Cuando los padres no pueden permitir que sus hijos luchen por los problemas y los sentimientos, a menudo se debe a que ellos mismos no pueden tolerar la forma en que la lucha los hace sentir. Algunos padres se identifican con su hijo. Recuerdan sus propios sentimientos, como la frustración o el dolor o la ira, y pueden asumir que su hijo está experimentando lo que experimentaron en esa situación (aunque puede ser una experiencia muy diferente para el niño). El deseo de proteger al hijo es necesario y deseable en un padre. Pero cuando la protección se deriva de la incomodidad de los padres por sus propios sentimientos, puede crear problemas que afectan el desarrollo del yo del niño.

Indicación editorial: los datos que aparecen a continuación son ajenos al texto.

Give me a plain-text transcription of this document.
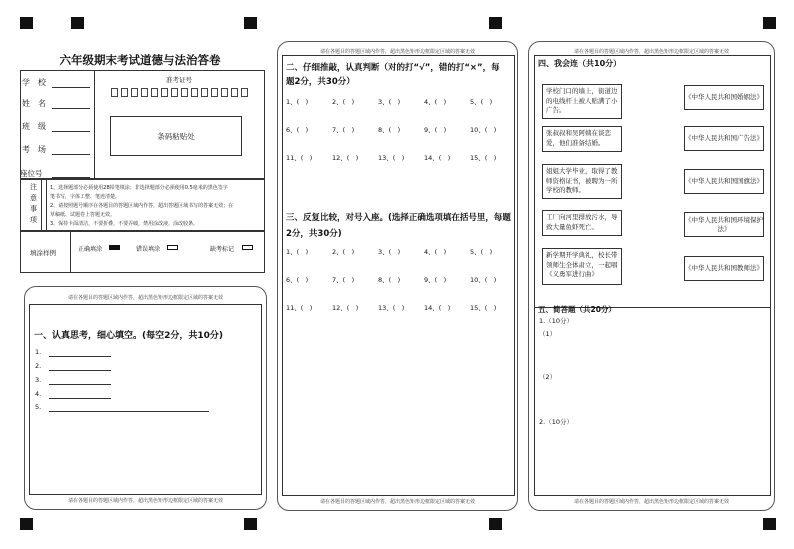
六年级期末考试道德与法治答卷
学　校
姓　名
班　级
考　场
座位号
准考证号
条码粘贴处
注
意
事
项
1、选择题部分必须使用2B铅笔填涂；非选择题部分必须使用0.5毫米的黑色签字
笔书写，字体工整、笔迹清楚。
2、请按照题号顺序在各题目的答题区域内作答，超出答题区域书写的答案无效；在
草稿纸、试题卷上答题无效。
3、保持卡面清洁，不要折叠，不要弄破，禁用涂改液，涂改胶条。
填涂样例	正确填涂	错误填涂	缺考标记
请在各题目的答题区域内作答，超出黑色矩形边框限定区域的答案无效
请在各题目的答题区域内作答，超出黑色矩形边框限定区域的答案无效
一、认真思考，细心填空。(每空2分，共10分)
1.
2.
3.
4.
5.
请在各题目的答题区域内作答，超出黑色矩形边框限定区域的答案无效
请在各题目的答题区域内作答，超出黑色矩形边框限定区域的答案无效
二、仔细推敲，认真判断（对的打“√”，错的打“×”，每
题2分，共30分）
1、(　)	2、(　)	3、(　)	4、(　)	5、(　)
6、(　)	7、(　)	8、(　)	9、(　)	10、(　)
11、(　)	12、(　)	13、(　)	14、(　)	15、(　)
三、反复比较，对号入座。(选择正确选项填在括号里，每题
2分，共30分)
1、(　)	2、(　)	3、(　)	4、(　)	5、(　)
6、(　)	7、(　)	8、(　)	9、(　)	10、(　)
11、(　)	12、(　)	13、(　)	14、(　)	15、(　)
请在各题目的答题区域内作答，超出黑色矩形边框限定区域的答案无效
请在各题目的答题区域内作答，超出黑色矩形边框限定区域的答案无效
四、我会连（共10分）
学校门口的墙上，街道边的电线杆上被人贴满了小广告。
张叔叔和吴阿姨在谈恋爱，他们准备结婚。
姐姐大学毕业，取得了教师资格证书，被聘为一所学校的教师。
工厂向河里排放污水，导致大量鱼虾死亡。
新学期开学典礼，校长带领师生全体肃立，一起唱《义勇军进行曲》
《中华人民共和国婚姻法》
《中华人民共和国广告法》
《中华人民共和国国旗法》
《中华人民共和国环境保护法》
《中华人民共和国教师法》
五、简答题（共20分）
1.（10分）
（1）
（2）
2.（10分）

Los niños a los que nunca se les permite llorar, por ejemplo, no pueden aprender a calmarse. Cuando los niños no aprenden a calmarse a sí mismos, con frecuencia no pueden lidiar con el estrés y las frustraciones normales de la vida cotidiana. Muy a menudo la preocupación de un padre por los sentimientos de su hijo puede ser comunicada al niño. Cuando un padre interviene ansiosamente para ayudar o arreglarlo, el niño puede sentir (consciente o inconscientemente) que el padre no cree que el niño tenga la capacidad de resolver las cosas por su cuenta. Los niños cuyos padres se hacen cargo de su trabajo y lo hacen por ellos están privados de experimentar “Yo puedo hacerlo”. Se interfiere con el realce de su ego, la confianza en sí mismo y la autoestima. Los padres que intervienen cuando acecha un posible fracaso, no preparan a sus hijos para el éxito, porque uno debe ser capaz de tolerar el fracaso para lograr el éxito.

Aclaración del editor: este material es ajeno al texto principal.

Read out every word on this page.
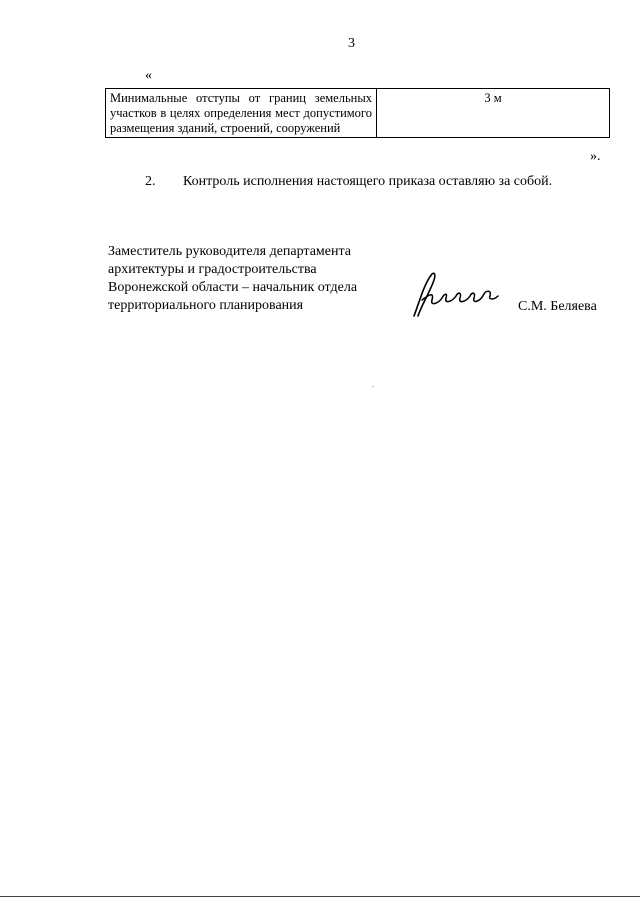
3
«
Минимальные отступы от границ земельных участков в целях определения мест допустимого размещения зданий, строений, сооружений	3 м
».
2. Контроль исполнения настоящего приказа оставляю за собой.
Заместитель руководителя департамента
архитектуры и градостроительства
Воронежской области – начальник отдела
территориального планирования	С.М. Беляева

Si bien ciertamente hay momentos en que es útil y maravilloso estar allí para su hijo y ser útil, los padres “reparadores” que se describen aquí no ayudaron a sus hijos. Se hicieron sentir mejor. Es posible que hayan hecho que sus hijos se sientan mejor temporalmente: Eduardo terminó su proyecto y obtuvo una A, y Pamela se sintió segura de que sabía qué hacer cuando una cita no respondía como ella quería. Alicia se sintió aliviada de sus sentimientos dolorosos, pero no desarrolló la capacidad de hacer frente. Ninguno de estos niños recibió ayuda para desarrollar un fuerte sentido de competencia o la capacidad de manejar sus sentimientos en el mundo.

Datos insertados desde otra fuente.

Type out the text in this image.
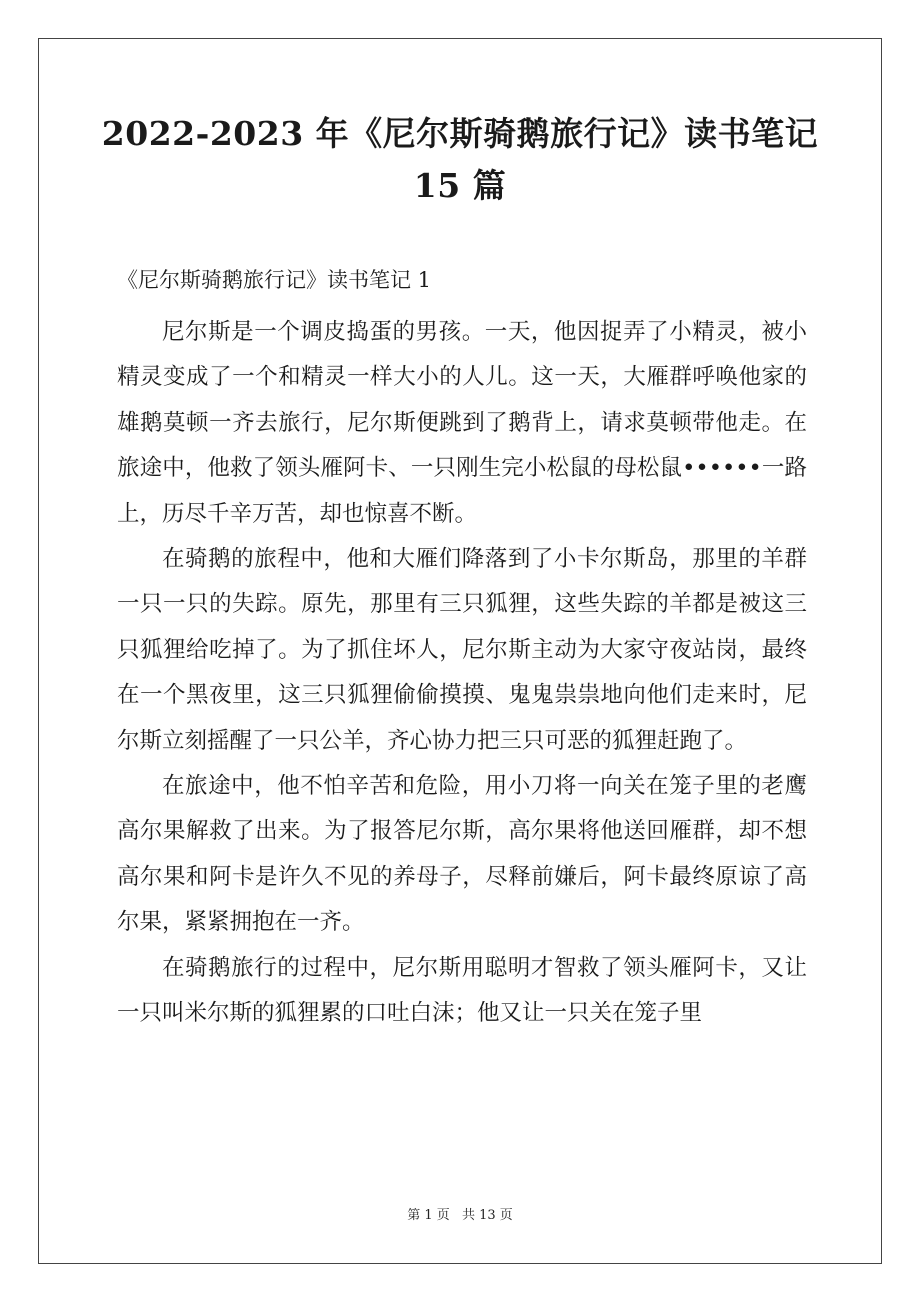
2022-2023 年《尼尔斯骑鹅旅行记》读书笔记 15 篇

《尼尔斯骑鹅旅行记》读书笔记 1

尼尔斯是一个调皮捣蛋的男孩。一天，他因捉弄了小精灵，被小精灵变成了一个和精灵一样大小的人儿。这一天，大雁群呼唤他家的雄鹅莫顿一齐去旅行，尼尔斯便跳到了鹅背上，请求莫顿带他走。在旅途中，他救了领头雁阿卡、一只刚生完小松鼠的母松鼠••••••一路上，历尽千辛万苦，却也惊喜不断。

在骑鹅的旅程中，他和大雁们降落到了小卡尔斯岛，那里的羊群一只一只的失踪。原先，那里有三只狐狸，这些失踪的羊都是被这三只狐狸给吃掉了。为了抓住坏人，尼尔斯主动为大家守夜站岗，最终在一个黑夜里，这三只狐狸偷偷摸摸、鬼鬼祟祟地向他们走来时，尼尔斯立刻摇醒了一只公羊，齐心协力把三只可恶的狐狸赶跑了。

在旅途中，他不怕辛苦和危险，用小刀将一向关在笼子里的老鹰高尔果解救了出来。为了报答尼尔斯，高尔果将他送回雁群，却不想高尔果和阿卡是许久不见的养母子，尽释前嫌后，阿卡最终原谅了高尔果，紧紧拥抱在一齐。

在骑鹅旅行的过程中，尼尔斯用聪明才智救了领头雁阿卡，又让一只叫米尔斯的狐狸累的口吐白沫；他又让一只关在笼子里

第 1 页 共 13 页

En lugar de una fijación extrema, hay comportamientos alternativos cuando está presente la necesidad de arreglar cosas para sus hijos. Tratar de abordar el problema con su hijo, en lugar de ponerse en acción para ayudarlo, puede permitir que un niño se sienta como un participante, dándole un sentido de autoestima. Dejar espacio para que un niño se sienta incómodo le comunica que usted tiene fe en que su hijo puede encontrar una manera de descubrir qué quiere y cómo obtenerlo. Es importante comunicar que está bien luchar, que es una experiencia humana que todos debemos aprender a soportar. Debe estar bien ser incierto y no saber qué resultados traerán los esfuerzos. Los padres deben ser capaces de tolerar su propia ansiedad y no saltar para resolver los problemas de sus hijos. Esto permite que el niño desarrolle un yo separado sano y se convierta en una persona competente, asertiva y segura en el mundo.